My dream is to start at the Plummer end (at the bottom of the hill!) and ride eastward, taking maybe 3 days to explore the attractions along the route... then returning the entire 72 miles in one day. Maybe alternate between camping and motels, like I do on motorcycle adventures.
Attractions along the way include Heyburn State Park, a bridge-crossing at the south end of Lake Coeur d'Alene, miles and miles of lakefront and river-side riding, and numerous historic sites along the way (Cataldo Mission, mining-town Wallace, etc.). I'd suggest getting off at Wallace, and taking a ride up the (dirt) Burke Road, to see the remnants of little mining towns like Frisco and Black Bear.
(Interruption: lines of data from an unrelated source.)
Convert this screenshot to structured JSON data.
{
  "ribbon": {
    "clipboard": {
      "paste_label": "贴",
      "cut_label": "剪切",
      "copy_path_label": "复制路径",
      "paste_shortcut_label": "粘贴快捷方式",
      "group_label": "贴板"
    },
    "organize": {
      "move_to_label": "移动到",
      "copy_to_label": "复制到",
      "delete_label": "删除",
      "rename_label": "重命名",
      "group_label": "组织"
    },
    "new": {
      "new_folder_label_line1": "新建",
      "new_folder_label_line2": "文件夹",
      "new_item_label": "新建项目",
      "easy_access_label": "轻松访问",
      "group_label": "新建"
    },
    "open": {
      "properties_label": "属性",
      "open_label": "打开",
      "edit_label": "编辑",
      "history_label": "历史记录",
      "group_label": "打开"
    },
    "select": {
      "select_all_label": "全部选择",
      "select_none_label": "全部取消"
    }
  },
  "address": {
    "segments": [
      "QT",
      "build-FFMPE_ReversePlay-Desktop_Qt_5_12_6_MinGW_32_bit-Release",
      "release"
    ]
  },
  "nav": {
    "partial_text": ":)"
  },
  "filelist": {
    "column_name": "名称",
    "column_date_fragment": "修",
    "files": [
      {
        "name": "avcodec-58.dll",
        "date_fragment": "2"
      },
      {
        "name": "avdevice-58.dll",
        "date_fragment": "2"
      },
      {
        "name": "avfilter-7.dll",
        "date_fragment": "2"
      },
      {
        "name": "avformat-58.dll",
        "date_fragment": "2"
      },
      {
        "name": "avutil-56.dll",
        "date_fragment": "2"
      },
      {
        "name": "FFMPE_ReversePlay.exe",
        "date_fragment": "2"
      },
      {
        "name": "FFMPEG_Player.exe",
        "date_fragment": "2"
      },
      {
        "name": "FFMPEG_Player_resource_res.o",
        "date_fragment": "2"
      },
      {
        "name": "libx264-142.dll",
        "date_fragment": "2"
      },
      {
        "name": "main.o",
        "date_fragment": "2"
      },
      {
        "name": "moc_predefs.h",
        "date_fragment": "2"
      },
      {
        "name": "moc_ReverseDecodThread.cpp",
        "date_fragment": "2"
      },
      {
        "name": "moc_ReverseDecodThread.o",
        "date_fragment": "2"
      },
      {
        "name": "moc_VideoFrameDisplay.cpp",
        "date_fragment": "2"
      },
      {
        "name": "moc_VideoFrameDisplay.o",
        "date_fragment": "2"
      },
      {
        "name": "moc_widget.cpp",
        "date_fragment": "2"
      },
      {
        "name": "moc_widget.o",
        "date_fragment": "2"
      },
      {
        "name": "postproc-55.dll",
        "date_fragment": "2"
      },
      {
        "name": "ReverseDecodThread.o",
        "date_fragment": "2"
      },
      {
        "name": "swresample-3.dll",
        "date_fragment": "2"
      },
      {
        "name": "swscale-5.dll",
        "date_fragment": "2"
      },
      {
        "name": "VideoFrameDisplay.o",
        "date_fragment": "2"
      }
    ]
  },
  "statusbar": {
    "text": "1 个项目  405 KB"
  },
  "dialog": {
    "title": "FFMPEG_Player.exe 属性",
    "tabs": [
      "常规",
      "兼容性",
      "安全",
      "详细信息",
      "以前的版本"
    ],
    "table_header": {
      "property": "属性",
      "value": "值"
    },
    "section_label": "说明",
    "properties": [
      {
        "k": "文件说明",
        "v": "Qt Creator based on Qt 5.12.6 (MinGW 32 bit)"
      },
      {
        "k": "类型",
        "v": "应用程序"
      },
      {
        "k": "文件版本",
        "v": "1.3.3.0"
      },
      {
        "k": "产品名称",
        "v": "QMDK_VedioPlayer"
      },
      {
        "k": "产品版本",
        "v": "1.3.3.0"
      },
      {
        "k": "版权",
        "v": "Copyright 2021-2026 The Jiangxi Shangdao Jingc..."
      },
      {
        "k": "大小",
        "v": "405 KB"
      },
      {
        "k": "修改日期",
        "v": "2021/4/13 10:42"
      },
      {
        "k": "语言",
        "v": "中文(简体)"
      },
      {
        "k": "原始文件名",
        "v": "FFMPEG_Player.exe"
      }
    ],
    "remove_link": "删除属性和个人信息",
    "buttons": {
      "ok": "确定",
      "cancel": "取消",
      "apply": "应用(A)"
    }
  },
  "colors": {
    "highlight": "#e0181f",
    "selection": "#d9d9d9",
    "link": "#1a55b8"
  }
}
Much more information can be found here, including "Google Earth flyover" views, that should convince you this is a GOOD idea.
When you get done with the Coeur d'Alene trail, try the Route of the Hiawatha. It, too, is built on an abandoned railway. But it's not paved, but rather well-packed dirt. (At least, the one time I rode it.) And, it goes through awesome tunnels and over even-more-awesome trestles. (If you're afraid of the dark, or suffer from "high anxiety," this one may not be for you... although there is essentially no real danger unless you're just being stupid.)
My family tried it 8 or so years ago, and it was a fantastic day ride! I dropped them off at the top, then drove to the bottom and parked the shuttle craft. Then I rode my bicycle furiously up the (car) road... then we all road down the trail together.
Since we rode it, they've completed work on the Taft Tunnel, and have opened it for bicycle use. The tunnel is approximately 1.5 miles - when you enter, you're in Idaho; when you emerge, you're in Montana! (Headlights and helmets are required... believe me about the headlights... or at least a good flashlight.)
It costs a few bucks to ride - $9 for a day pass as of 2007 - but it's a small price to pay, and they use the money to keep the trail well-maintained. If you're in any kind of bike-riding shape, I'd suggest you consider riding UP the trail in the morning, eating a packed-along lunch at the top, then riding back down in the afternoon.
More info can be found here.
We've talked very casually about going back as a family and spending several days bicycling. But I'm afraid they're somewhat deterred by the notion of going places by self-power. At least for day after day. I'm pretty confident even casual cyclists could do these rides - since trains used to run along the same paths, they're never steep inclines. So it's just a matter of setting the proper pace.
There is much more to see and do in northern Idaho... it's a whole different world from southern Idaho up there.
If you need to ride something besides a bicycle for a day, check out the Silverwood Theme Park, kind of a poor man's Knott's Berry Farm, with a sweet wooden roller coaster and other exciting rides. It's a few miles north of Coeur d'Alene.
[NOTES: Just in case you're concerned about the "Bike Nazi" promoting an area that was, unfortunately, synonymous with the Nazi/Skinhead movement a few years back... I am NOT associated with those people in any way. And besides, most of 'em got run out of town a few years back. I found the "Hiawatha" photo at the TourVelo website.]